Oligonucleotide primers and TaqMan probes were designed using Primer Express version 1.5 (Perkin-Elmer Applied Biosystems Inc.) and synthesized by Cybergene (Stockholm, Sweden) or ordered as a 'gene assay by demand' product (Perkin-Elmer Applied Biosystems Inc). The sequences or 'gene assay by demand' numbers can be provided on request. The probes were designed to cover exon-exon boundaries to avoid amplification of genomic DNA. As there are no predetermined low-abundance "house-keeping" genes for this experimental paradigm, the ΔΔCt method 51 was used to calculate relative changes in mRNA abundance. The threshold cycle (Ct) for 18S was subtracted from the Ct for the target gene to adjust for variations in mRNA/cDNA generation efficacy. This was carried out for both pre- and posttraining samples. The preexercise value reflects baseline gene expression levels and was subtracted from the postexercise value to calculate the increase or decrease in mRNA abundance.

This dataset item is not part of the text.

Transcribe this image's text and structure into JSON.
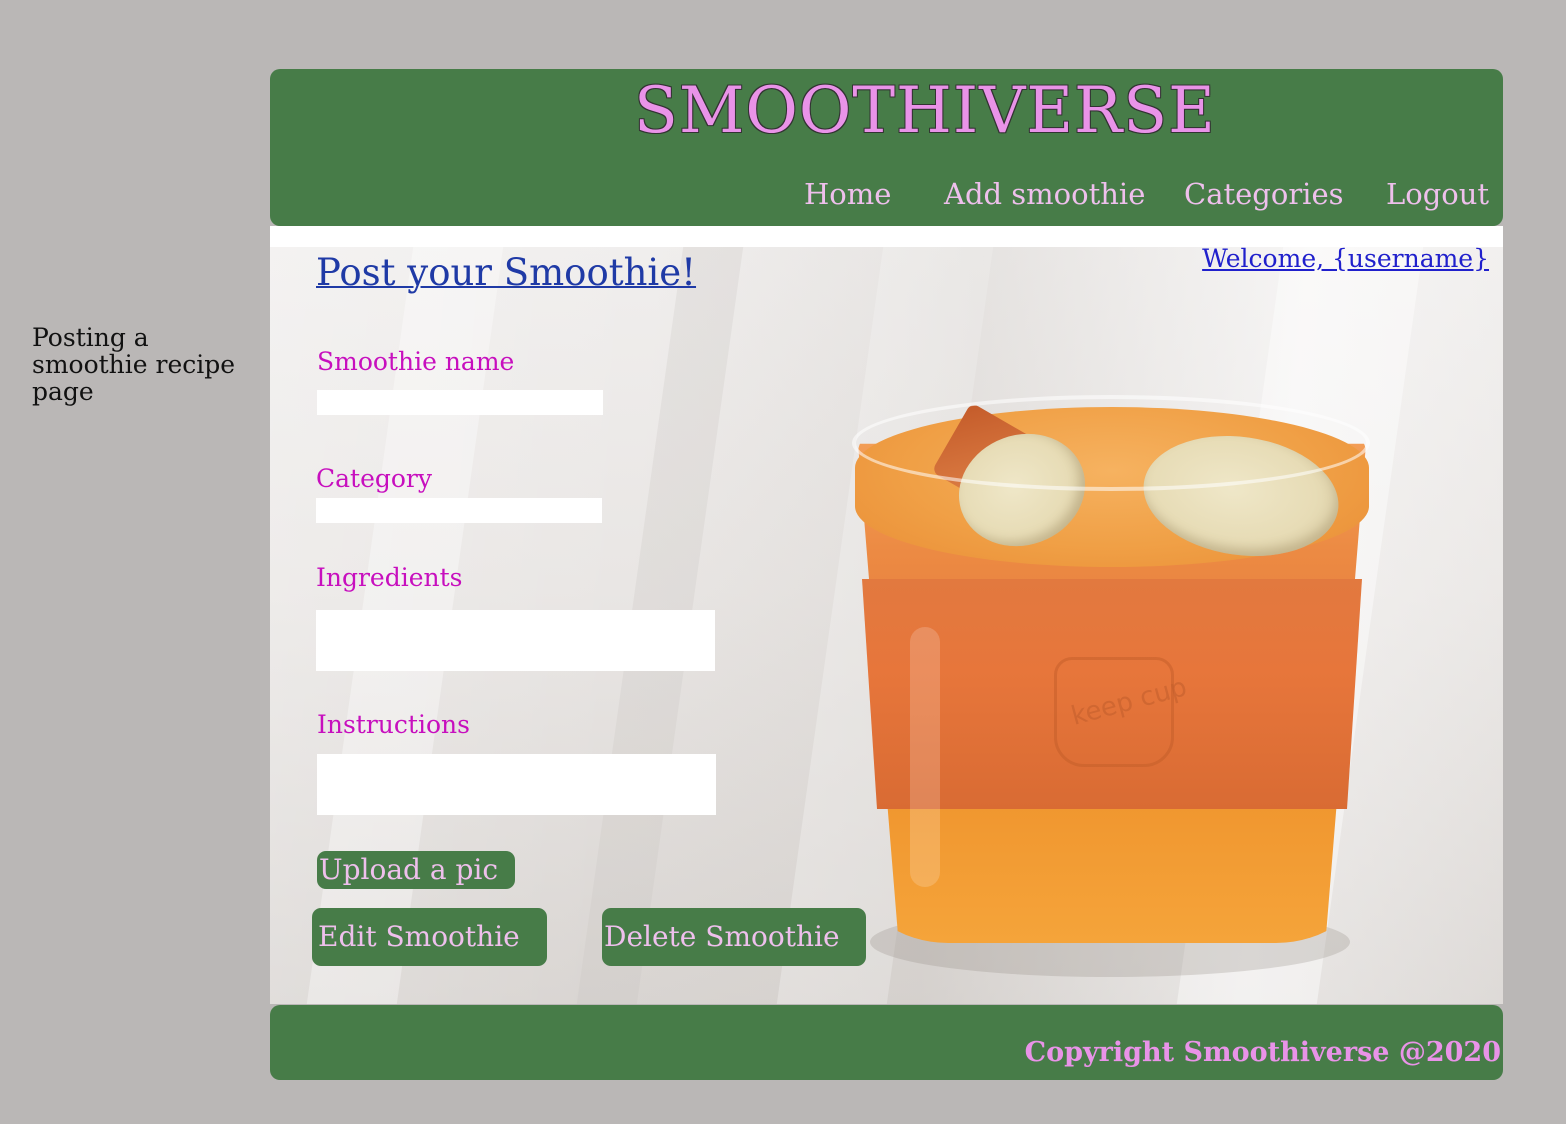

A two-way mixed model ANOVA (GraphPad Prism 4.0) was used to establish whether a significant interaction between 'group' and 'extracellular gene responses' occurred (p < 0.0001) and to confirm appropriate baseline subject matching (p < 0.0001). Bonferoni post-hoc testing established which individual gene responses were significant for each subgroup, and this analysis was used for the basis of the discussion. For comparison between HRG and LRG training response data (e.g., peak VO₂), a two-tailed unpaired t-test was utilized. Significance was accepted at the 5 % level. Data are mean ± SE.